The day after, we carried on towards the great peaks, the great peaks that are known at the backbone of the South Island, the Southern Alps. Aoraki (Mt Cook) being the tallest standing high and proud among the rest at 3,724m (12,220ft). Driving through the dried tussock lands of the Mackenzie Country, the cool mountain air greets us as we stop in Takapo to stretch the legs. This barren landscape with snow-capped mountains to rolling hills of endless tussock and turquoise lakes as fed by Glaciers tucked away in their mountain valleys.
You definitely start feeling very small as you wind your way up the side of Lake Pukaki. As the valley walls get closer and closer together and you see the hanging glaciers frozen but moving on the sides of the high peaks, it’s as if your going to drive into a wall of ice the further you get up the valley.
Setting up camp behind the glacial moraine, we planned on what was to come over the next couple of days.
The next day setting off from camp dad and I were ready to tackle the (number of steps – which I didn’t count) up towards Muller Hut past the Sealy Tarns. Today was the last day of sunshine we would have, but we didn’t have a clue of what was about to hit us. With every hike up there is always a way to have to come down again, unless we grew wings to fly down we hiked the steps all the way back down, and boy our legs felt it.
Sleep overcame any chance of conversation that night whilst laying snuggled up in our sleeping bags, ready to dream about the adventures we’ve had that day. Throughout the night you could hear the distant rumbles of avalanches tumbling at speed down the mountains at frequent intervals throughout the night until the rain made it’s presence by tapping on our tents. But I knew for now we were safe.
I don’t recall what time it was but I awoke to the tent ceiling being around 10cm above my face as the wind forcefully battered our tents. It subsided, then it would tear up the valley and hit the tents over and over and over again. I had to think if I was dreaming or if this was actually happening. As much as I wanted it to have happened in my dream, it was very real. It very, very much as real as it gets.

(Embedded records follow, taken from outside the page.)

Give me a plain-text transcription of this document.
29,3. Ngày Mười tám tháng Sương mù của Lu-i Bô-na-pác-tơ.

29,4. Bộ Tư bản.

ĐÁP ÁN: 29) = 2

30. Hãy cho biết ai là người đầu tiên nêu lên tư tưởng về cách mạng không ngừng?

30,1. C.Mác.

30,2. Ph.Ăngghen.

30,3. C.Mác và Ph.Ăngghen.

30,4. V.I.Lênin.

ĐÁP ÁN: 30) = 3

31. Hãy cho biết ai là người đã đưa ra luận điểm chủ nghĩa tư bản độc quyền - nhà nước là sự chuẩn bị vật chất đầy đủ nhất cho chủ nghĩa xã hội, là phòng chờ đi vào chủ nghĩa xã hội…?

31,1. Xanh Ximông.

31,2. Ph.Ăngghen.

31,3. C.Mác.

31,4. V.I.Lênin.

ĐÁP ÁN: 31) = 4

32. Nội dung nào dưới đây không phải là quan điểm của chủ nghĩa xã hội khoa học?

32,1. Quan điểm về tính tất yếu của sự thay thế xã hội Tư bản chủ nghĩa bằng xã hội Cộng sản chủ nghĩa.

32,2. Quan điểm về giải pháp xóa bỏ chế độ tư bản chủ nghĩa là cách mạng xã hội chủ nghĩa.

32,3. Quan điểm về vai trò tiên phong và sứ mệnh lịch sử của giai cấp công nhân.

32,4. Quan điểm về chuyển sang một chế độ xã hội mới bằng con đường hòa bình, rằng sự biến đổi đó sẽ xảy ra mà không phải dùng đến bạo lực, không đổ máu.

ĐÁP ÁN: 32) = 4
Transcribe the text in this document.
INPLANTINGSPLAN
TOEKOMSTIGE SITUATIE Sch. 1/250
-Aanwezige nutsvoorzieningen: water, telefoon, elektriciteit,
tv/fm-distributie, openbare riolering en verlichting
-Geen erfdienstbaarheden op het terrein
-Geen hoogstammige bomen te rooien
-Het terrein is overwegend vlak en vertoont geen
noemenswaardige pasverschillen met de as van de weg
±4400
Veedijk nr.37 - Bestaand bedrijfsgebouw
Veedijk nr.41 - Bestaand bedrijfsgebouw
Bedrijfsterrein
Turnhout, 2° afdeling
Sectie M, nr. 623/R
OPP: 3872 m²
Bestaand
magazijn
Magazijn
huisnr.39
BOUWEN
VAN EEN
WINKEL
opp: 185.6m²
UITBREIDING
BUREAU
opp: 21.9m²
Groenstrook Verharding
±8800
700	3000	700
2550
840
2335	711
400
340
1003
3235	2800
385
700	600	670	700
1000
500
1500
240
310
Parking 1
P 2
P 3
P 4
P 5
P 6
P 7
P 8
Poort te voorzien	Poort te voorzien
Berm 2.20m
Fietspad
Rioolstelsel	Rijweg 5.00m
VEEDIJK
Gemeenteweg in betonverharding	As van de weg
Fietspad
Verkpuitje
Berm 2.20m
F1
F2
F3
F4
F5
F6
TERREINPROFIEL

It wasn’t a dream, this was really happening. During the night the wind had picked up speeding across the lake until it hit our tiny wee tents flattening them like pancakes. Luckily, I was on the windward side of the tent so my brother took the full impact, to the point of me not being able to see him as he was engulfed by tent fabric. Being exhausted from the day before, I (pretended) to be asleep while my poor brother fought most of the night keeping the tent upright. Sorry Tim!
In the early hours in the morning we packed up and left, reassessing the damage in Wanaka. At least the guylines held and the tent was waterproof!!!